'Twas the night before Christmas…not even remotely. Though, I will be up before dawn in nervous anticipation like a small child and I do get a couple presents tomorrow. The first is to have the waiting over and the second is to get the cancer out of my body. I suppose that's close enough.
I'm trying to decide how I feel. I've bounced up and down between calm acceptance and fear over the past few days. Sometimes multiple times a day. My fear is centered not around the actual mastectomy, but the general anesthesia, we don't always get along. I'll be having a long discussion with the anesthesiologist prior to surgery and hoping they can mitigate the negative effects it has on me. Lack of control, I'm sure, is playing a huge part in my emotional swings. It's not easy for me to let go and hope for the best without my hands on the reins. Right now I'm back to calm acceptance. I'm just ready for it to be over.
Earlier today I went to the hospital for the lymphoscintigraphy which consisted of shots of a radioactive tracer that felt like wasp stings then imaging to track the tracer to the first lymph node. This is what they will remove and test to confirm that the cancer has not spread. I had a special 'navigator' with me, a breast cancer survivor herself, to hold my hand during the procedure and and who will also see me before the actual surgery.
|"Autumn Glow" -Waving grasses and colors that calm me-|
This is going to sound wrong, but when I checked my messages on Friday and had a call from one of the other support navigators asking me to call back, I actually got angry. Let me try to explain. I am not that worried about the whole breast cancer diagnosis (though the thought of surgery itself does scare me). At least with cancer you have a firm diagnosis and course of action, and most importantly, a possibility of a cure. Especially if caught early. There are distinct steps to take. There is an end to treatment. I have received informational books (more like novels in some cases), offers of local support groups and now a special support navigator.

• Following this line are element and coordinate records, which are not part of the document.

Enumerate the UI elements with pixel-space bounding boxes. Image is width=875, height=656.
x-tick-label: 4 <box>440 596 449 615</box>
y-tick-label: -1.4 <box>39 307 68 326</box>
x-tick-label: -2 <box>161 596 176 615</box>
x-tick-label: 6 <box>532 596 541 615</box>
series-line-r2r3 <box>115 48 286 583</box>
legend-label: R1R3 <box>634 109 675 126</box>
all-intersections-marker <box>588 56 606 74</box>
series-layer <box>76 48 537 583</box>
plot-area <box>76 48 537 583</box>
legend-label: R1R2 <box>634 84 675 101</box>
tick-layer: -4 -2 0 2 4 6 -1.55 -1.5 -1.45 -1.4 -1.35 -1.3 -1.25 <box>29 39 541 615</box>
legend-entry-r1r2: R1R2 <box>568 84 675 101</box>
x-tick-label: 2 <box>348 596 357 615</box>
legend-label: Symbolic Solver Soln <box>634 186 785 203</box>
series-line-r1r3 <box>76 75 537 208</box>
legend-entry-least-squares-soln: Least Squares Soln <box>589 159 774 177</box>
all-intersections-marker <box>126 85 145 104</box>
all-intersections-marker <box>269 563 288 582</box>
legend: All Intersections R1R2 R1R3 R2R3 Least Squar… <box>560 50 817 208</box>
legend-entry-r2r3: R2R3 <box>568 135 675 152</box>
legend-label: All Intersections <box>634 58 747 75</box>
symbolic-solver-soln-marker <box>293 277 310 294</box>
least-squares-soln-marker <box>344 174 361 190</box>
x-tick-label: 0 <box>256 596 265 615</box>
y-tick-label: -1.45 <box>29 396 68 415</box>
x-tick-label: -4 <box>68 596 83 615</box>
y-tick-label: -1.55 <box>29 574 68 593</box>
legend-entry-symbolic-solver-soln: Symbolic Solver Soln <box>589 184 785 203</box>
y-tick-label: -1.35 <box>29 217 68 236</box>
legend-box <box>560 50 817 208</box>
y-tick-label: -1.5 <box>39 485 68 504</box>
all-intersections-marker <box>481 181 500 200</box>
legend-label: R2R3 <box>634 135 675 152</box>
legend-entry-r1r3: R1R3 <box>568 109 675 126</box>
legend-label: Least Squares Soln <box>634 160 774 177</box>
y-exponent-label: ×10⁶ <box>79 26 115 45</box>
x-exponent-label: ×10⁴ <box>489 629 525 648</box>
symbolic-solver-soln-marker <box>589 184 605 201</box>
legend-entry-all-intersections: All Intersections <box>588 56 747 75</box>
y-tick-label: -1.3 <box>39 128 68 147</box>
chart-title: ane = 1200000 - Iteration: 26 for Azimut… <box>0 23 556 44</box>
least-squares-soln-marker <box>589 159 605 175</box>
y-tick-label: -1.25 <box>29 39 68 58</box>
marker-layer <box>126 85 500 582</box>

All I could think was where was all this support when I was searching for what was wrong with me years ago, when I was lying in the hospital often alone, dying. Even after. I had to seek out others like me. Scavenge for information. No one handed me books on how to deal with my diagnosis or or even a clue where to search for answers. Thank you internet. I joked with my infusion center 'navigator' when she handed me the first 'book' I was to receive that I've been going there for treatment for years and apparently it took getting cancer before I mattered. I WAS joking at the time, but with each offer of help, it's rubbed it in a bit more. I am truly thankful that breast cancer gets the support from the medical community that it does, but I still identify with the Zebra herd–the misunderstood, the chronic, the incurable. People relate to breast cancer. They know someone who is a survivor. People don't relate to hypogammaglobulemia or the fact that it doesn't get better. We are also survivors. Every single day for the rest of our lives.
So tomorrow morning will come. I will be at the hospital before day break and this new medical journey will begin in conjunction with the conditions that already exist and I will continue to survive. That seems to be my superpower. Survival. Can't wait to see what battle the Fates have lined up next.